53 Ze brachten Jezus naar de hogepriester,+ en alle overpriesters, de oudsten en de schriftgeleerden kwamen bij elkaar.+ 54 Maar Petrus volgde hem op een flinke afstand tot aan de binnenplaats van de hogepriester. Hij ging bij de bedienden zitten en warmde zich bij het vuur.+ 55 Ondertussen zochten de overpriesters en het hele Sanhedrin naar getuigenverklaringen tegen Jezus om hem ter dood te kunnen brengen, maar ze vonden er geen.+ 56 Wel legden velen een vals getuigenis tegen hem af,+ maar hun verklaringen kwamen niet overeen. 57 Ook stonden er een paar getuigen op die de volgende valse verklaring tegen hem aflegden: 58 ‘We hebben hem horen zeggen: “Ik zal deze tempel die door mensenhanden is gemaakt, afbreken en in drie dagen een andere bouwen, die niet door mensenhanden is gemaakt.”’+ 59 Maar ook op dit punt kwamen hun verklaringen niet overeen.

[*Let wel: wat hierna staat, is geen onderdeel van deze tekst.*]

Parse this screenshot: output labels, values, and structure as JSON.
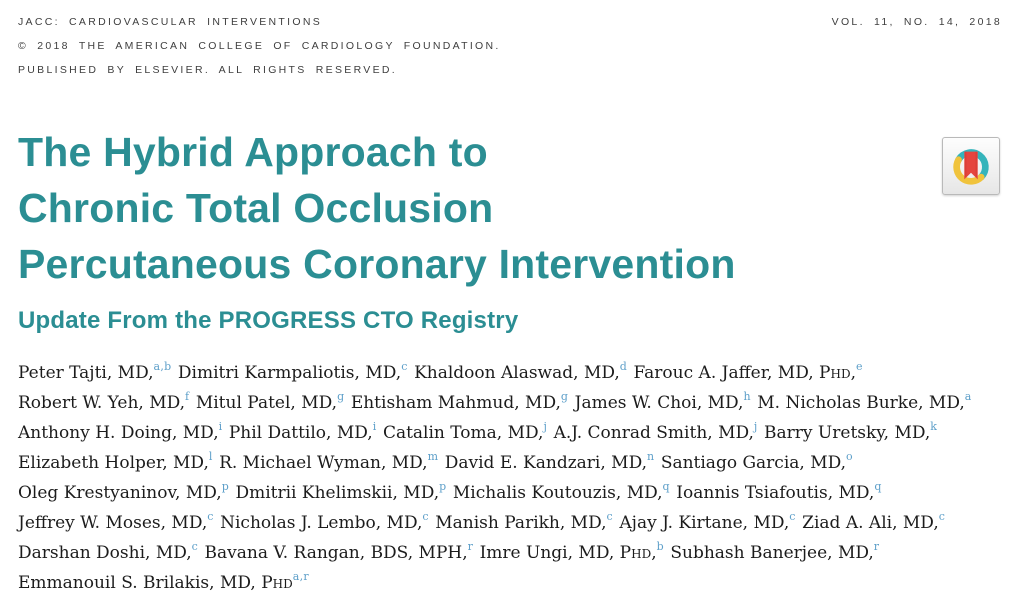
{
  "journal": {
    "name": "JACC: CARDIOVASCULAR INTERVENTIONS",
    "copyright": "© 2018 THE AMERICAN COLLEGE OF CARDIOLOGY FOUNDATION.",
    "rights": "PUBLISHED BY ELSEVIER. ALL RIGHTS RESERVED.",
    "volume": "VOL. 11, NO. 14, 2018"
  },
  "article": {
    "title_lines": [
      "The Hybrid Approach to",
      "Chronic Total Occlusion",
      "Percutaneous Coronary Intervention"
    ],
    "subtitle": "Update From the PROGRESS CTO Registry"
  },
  "authors": {
    "lines": [
      [
        {
          "name": "Peter Tajti, MD,",
          "sup": "a,b"
        },
        {
          "name": "Dimitri Karmpaliotis, MD,",
          "sup": "c"
        },
        {
          "name": "Khaldoon Alaswad, MD,",
          "sup": "d"
        },
        {
          "name": "Farouc A. Jaffer, MD, PhD,",
          "sup": "e"
        }
      ],
      [
        {
          "name": "Robert W. Yeh, MD,",
          "sup": "f"
        },
        {
          "name": "Mitul Patel, MD,",
          "sup": "g"
        },
        {
          "name": "Ehtisham Mahmud, MD,",
          "sup": "g"
        },
        {
          "name": "James W. Choi, MD,",
          "sup": "h"
        },
        {
          "name": "M. Nicholas Burke, MD,",
          "sup": "a"
        }
      ],
      [
        {
          "name": "Anthony H. Doing, MD,",
          "sup": "i"
        },
        {
          "name": "Phil Dattilo, MD,",
          "sup": "i"
        },
        {
          "name": "Catalin Toma, MD,",
          "sup": "j"
        },
        {
          "name": "A.J. Conrad Smith, MD,",
          "sup": "j"
        },
        {
          "name": "Barry Uretsky, MD,",
          "sup": "k"
        }
      ],
      [
        {
          "name": "Elizabeth Holper, MD,",
          "sup": "l"
        },
        {
          "name": "R. Michael Wyman, MD,",
          "sup": "m"
        },
        {
          "name": "David E. Kandzari, MD,",
          "sup": "n"
        },
        {
          "name": "Santiago Garcia, MD,",
          "sup": "o"
        }
      ],
      [
        {
          "name": "Oleg Krestyaninov, MD,",
          "sup": "p"
        },
        {
          "name": "Dmitrii Khelimskii, MD,",
          "sup": "p"
        },
        {
          "name": "Michalis Koutouzis, MD,",
          "sup": "q"
        },
        {
          "name": "Ioannis Tsiafoutis, MD,",
          "sup": "q"
        }
      ],
      [
        {
          "name": "Jeffrey W. Moses, MD,",
          "sup": "c"
        },
        {
          "name": "Nicholas J. Lembo, MD,",
          "sup": "c"
        },
        {
          "name": "Manish Parikh, MD,",
          "sup": "c"
        },
        {
          "name": "Ajay J. Kirtane, MD,",
          "sup": "c"
        },
        {
          "name": "Ziad A. Ali, MD,",
          "sup": "c"
        }
      ],
      [
        {
          "name": "Darshan Doshi, MD,",
          "sup": "c"
        },
        {
          "name": "Bavana V. Rangan, BDS, MPH,",
          "sup": "r"
        },
        {
          "name": "Imre Ungi, MD, PhD,",
          "sup": "b"
        },
        {
          "name": "Subhash Banerjee, MD,",
          "sup": "r"
        }
      ],
      [
        {
          "name": "Emmanouil S. Brilakis, MD, PhD",
          "sup": "a,r"
        }
      ]
    ]
  },
  "icons": {
    "bookmark_badge": "journal-club-bookmark-icon"
  },
  "colors": {
    "title_teal": "#2b8e93",
    "superscript_blue": "#5d9fc9",
    "ring_teal": "#35b4bb",
    "ring_yellow": "#f0c33c",
    "bookmark_red": "#e5453e"
  }
}
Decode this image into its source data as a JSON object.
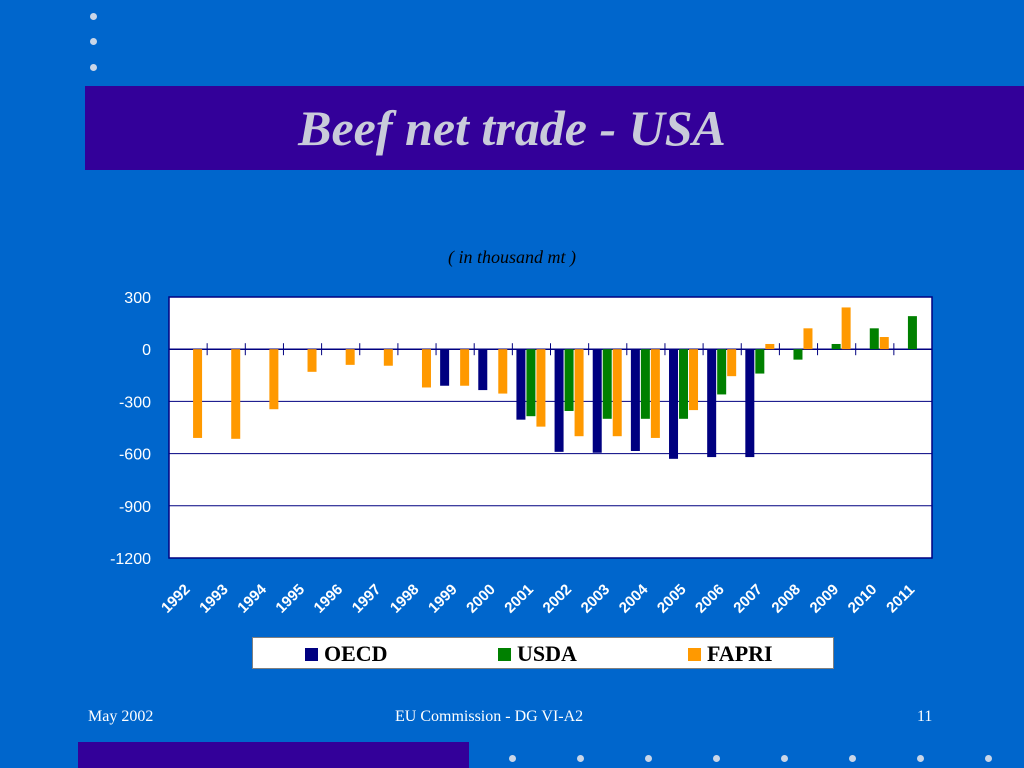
{
  "slide": {
    "title": "Beef net trade - USA",
    "footer_left": "May 2002",
    "footer_center": "EU Commission - DG VI-A2",
    "footer_right": "11"
  },
  "colors": {
    "background": "#0066CC",
    "title_band": "#330099",
    "oecd": "#000080",
    "usda": "#008000",
    "fapri": "#FF9900"
  },
  "chart_data": {
    "type": "bar",
    "title": "",
    "subtitle": "( in thousand mt )",
    "xlabel": "",
    "ylabel": "",
    "ylim": [
      -1200,
      300
    ],
    "yticks": [
      300,
      0,
      -300,
      -600,
      -900,
      -1200
    ],
    "grid": true,
    "legend_position": "bottom",
    "categories": [
      "1992",
      "1993",
      "1994",
      "1995",
      "1996",
      "1997",
      "1998",
      "1999",
      "2000",
      "2001",
      "2002",
      "2003",
      "2004",
      "2005",
      "2006",
      "2007",
      "2008",
      "2009",
      "2010",
      "2011"
    ],
    "series": [
      {
        "name": "OECD",
        "color": "#000080",
        "values": [
          null,
          null,
          null,
          null,
          null,
          null,
          null,
          -210,
          -235,
          -405,
          -590,
          -595,
          -585,
          -630,
          -620,
          -620,
          null,
          null,
          null,
          null
        ]
      },
      {
        "name": "USDA",
        "color": "#008000",
        "values": [
          null,
          null,
          null,
          null,
          null,
          null,
          null,
          null,
          null,
          -385,
          -355,
          -400,
          -400,
          -400,
          -260,
          -140,
          -60,
          30,
          120,
          190
        ]
      },
      {
        "name": "FAPRI",
        "color": "#FF9900",
        "values": [
          -510,
          -515,
          -345,
          -130,
          -90,
          -95,
          -220,
          -210,
          -255,
          -445,
          -500,
          -500,
          -510,
          -350,
          -155,
          30,
          120,
          240,
          70,
          null
        ]
      }
    ]
  }
}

60 Toen stond de hogepriester in hun midden op en vroeg Jezus: ‘Geef je geen antwoord? Hoor je niet waar ze je van beschuldigen?’+ 61 Maar hij bleef zwijgen en antwoordde niet.+ De hogepriester ondervroeg hem opnieuw en zei: ‘Ben jij de Christus, de Zoon van de Gezegende?’ 62 Jezus zei: ‘Ik ben het. En jullie zullen de Mensenzoon+ aan de rechterhand+ van macht zien zitten en hem met de wolken van de hemel zien komen.’+ 63 Toen scheurde de hogepriester zijn kleren en riep uit: ‘Waarvoor hebben we nog getuigen nodig?+ 64 Jullie hebben zijn godslastering gehoord. Wat is jullie vonnis?’* Ze waren allemaal van oordeel dat hij de dood verdiende.+ 65 Sommigen bespuugden hem,+ bedekten zijn gezicht en stompten hem terwijl ze zeiden: ‘Profeteer!’ De gerechtsdienaren sloegen hem in het gezicht en namen hem mee.+
66 Terwijl Petrus beneden op de binnenplaats was, kwam daar een van de dienstmeisjes van de hogepriester.+ 67 Toen ze Petrus zag, die zich stond te warmen, keek ze hem aan en zei: ‘Jij was ook bij die Jezus de Nazarener.’ 68 Maar hij ontkende het en zei: ‘Ik ken hem niet. Ik weet niet waar je het over hebt.’ Vervolgens ging hij weg, naar het portaal. 69 Toen het dienstmeisje hem daar zag, begon ze opnieuw en zei tegen de omstanders: ‘Hij hoort ook bij hen.’ 70 Hij ontkende het weer. Even later zeiden ook de omstanders tegen Petrus: ‘Ja, jij hoort ook bij hen. Trouwens, je bent een Galileeër.’ 71 Maar hij begon te vloeken en te zweren: ‘Ik ken die man niet over wie jullie het hebben.’ 72 Onmiddellijk kraaide een haan voor de tweede keer.+ Toen herinnerde Petrus zich dat Jezus tegen hem had gezegd: ‘Voordat een haan twee keer kraait, zul je drie keer zeggen dat je mij niet kent.’+ En hij barstte in tranen uit.